Churches do this too. Oh we try to organize our approach, often via themes that seem relevant to our contemporary crises—Love, Money, Marriage—we slap something like that on and try our best to dive in. But the book doesn’t necessarily respond immediately. We tire of a month of biblical marriage analysis. We put the thing in its place and church on.
Heck, how are you supposed to approach a book of sixty books, written before paper was invented, by men who never spoke anything close to a syllable of the only language most of us have ever known? We are not the first generation to ask this question. In fact, Yahweh’s followers have been asking this basic question of how-to-read since he first showed his prophets how to write. And while there will always be a rich variety of answers available, the tradition of Christ has developed, even somewhat settled on, that most rare of church phenomena—a common approach. It’s been called the lectionary and Vox, a community hungry for scripture, has decided to follow in its footsteps this coming year.

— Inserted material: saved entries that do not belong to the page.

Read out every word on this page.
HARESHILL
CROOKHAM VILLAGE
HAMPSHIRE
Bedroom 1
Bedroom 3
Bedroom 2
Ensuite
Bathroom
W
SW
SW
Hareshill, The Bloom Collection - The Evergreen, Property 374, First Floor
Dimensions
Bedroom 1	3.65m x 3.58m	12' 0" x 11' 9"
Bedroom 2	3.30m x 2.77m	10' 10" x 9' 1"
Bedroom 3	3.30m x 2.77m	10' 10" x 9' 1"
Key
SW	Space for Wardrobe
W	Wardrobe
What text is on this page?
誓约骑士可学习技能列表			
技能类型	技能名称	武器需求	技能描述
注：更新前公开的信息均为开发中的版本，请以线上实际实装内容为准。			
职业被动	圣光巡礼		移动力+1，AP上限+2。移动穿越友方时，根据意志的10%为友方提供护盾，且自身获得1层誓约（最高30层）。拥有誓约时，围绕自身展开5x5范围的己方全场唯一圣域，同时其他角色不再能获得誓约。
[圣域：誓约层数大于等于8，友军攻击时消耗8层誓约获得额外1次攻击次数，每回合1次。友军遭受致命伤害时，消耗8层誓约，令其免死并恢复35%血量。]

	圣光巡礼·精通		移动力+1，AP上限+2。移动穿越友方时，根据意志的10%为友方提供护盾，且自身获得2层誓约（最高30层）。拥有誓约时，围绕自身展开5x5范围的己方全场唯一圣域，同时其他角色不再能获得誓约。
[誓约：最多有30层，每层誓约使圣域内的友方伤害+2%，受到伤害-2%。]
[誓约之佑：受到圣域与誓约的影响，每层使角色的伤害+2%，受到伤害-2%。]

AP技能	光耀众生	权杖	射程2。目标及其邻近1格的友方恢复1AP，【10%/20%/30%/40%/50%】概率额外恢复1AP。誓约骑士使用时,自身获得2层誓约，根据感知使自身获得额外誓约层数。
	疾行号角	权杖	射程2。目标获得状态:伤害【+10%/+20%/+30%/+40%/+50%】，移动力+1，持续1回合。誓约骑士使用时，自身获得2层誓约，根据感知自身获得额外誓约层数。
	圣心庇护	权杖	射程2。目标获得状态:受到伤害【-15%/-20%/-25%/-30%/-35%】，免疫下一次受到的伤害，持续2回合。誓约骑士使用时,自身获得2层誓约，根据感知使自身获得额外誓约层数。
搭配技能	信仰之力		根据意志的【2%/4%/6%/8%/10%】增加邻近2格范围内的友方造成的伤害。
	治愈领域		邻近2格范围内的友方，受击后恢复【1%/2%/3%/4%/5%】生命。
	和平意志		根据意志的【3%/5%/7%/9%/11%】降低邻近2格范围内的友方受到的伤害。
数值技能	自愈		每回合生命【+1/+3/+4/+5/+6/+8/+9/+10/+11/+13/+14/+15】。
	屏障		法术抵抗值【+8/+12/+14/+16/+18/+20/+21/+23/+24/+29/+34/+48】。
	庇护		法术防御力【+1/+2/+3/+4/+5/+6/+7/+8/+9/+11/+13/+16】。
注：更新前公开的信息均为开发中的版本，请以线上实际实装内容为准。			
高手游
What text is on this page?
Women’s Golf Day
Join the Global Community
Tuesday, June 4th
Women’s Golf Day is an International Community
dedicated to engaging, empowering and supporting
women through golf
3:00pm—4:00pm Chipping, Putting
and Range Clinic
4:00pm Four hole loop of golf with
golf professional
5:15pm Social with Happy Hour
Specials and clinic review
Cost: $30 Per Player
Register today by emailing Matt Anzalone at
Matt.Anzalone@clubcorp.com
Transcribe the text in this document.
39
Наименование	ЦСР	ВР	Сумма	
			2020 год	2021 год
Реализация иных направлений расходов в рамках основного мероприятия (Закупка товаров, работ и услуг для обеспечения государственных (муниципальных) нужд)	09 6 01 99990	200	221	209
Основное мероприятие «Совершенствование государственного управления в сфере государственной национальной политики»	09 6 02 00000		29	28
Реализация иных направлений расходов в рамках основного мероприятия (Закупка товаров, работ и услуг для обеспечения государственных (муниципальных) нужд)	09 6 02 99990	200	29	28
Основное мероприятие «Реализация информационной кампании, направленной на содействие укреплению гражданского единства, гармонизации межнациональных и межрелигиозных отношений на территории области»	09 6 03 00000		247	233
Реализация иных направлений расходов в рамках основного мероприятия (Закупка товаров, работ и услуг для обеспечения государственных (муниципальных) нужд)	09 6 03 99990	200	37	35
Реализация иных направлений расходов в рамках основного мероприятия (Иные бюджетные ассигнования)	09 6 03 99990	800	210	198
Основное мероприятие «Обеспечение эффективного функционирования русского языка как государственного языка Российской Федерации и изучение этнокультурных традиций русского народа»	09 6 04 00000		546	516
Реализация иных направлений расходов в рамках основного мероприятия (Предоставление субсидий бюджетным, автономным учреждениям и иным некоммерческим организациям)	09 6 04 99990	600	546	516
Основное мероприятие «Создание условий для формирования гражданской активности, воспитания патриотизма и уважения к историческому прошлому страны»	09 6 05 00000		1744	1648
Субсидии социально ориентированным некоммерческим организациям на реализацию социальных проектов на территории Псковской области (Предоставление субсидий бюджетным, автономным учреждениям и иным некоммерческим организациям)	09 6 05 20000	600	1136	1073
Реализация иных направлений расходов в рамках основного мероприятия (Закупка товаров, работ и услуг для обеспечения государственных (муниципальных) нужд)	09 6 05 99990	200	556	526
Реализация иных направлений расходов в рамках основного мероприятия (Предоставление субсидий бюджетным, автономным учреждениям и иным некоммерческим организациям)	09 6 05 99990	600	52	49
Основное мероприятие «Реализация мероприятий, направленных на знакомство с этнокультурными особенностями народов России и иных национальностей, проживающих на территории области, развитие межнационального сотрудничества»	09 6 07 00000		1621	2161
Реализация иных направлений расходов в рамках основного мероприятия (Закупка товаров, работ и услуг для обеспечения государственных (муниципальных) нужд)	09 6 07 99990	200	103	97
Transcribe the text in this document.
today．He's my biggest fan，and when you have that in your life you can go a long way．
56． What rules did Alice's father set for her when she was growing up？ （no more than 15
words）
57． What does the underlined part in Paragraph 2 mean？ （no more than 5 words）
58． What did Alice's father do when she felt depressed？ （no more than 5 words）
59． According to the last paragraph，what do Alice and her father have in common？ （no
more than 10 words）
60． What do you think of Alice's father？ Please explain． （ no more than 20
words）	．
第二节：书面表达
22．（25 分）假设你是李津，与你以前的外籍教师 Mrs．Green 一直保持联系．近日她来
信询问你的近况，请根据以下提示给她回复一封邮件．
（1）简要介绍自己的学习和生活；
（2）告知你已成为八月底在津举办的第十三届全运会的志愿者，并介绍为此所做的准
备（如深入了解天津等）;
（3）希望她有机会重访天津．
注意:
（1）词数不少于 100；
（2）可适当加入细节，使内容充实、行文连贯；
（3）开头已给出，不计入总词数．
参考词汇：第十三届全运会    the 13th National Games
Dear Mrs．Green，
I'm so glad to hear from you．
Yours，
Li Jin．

The Bible begins with God taking his people for a walk through his garden, showing them the sights so to speak. In many ways the lectionary picks up right where that walk was cut short; it is a grand tour of the grand book of creation, a walk-through marked out by the experience of centuries, a look at every scriptural corner, in a sequence that gives context and rhythm to the week, season, and year.
The approach is simple, just four readings a week: an Old Testament passage, a Psalm, an excerpt from a New Testament epistle, and a Gospel reading. To allow you to hear each Gospel writer’s voice and story completely, only one Gospel is read each year, resulting in a three-year (A, B, C) cycle. John’s Gospel, so stylistically and thematically distinct, is reserved for special occasions each year. The weekly passages are carefully selected and grouped together to build thematic seasons into our year: the expectancy of Advent, the mourning of Lent, the celebration of Easter, the beauty of the Ordinary.
The lectionary builds meditation and festival into our lives and it does it using only a dusty little book hidden on our shelf. Bible-roulette may have shot holes in our fledging faith, we turn now to the tradition of Christ for some restoration and guidance.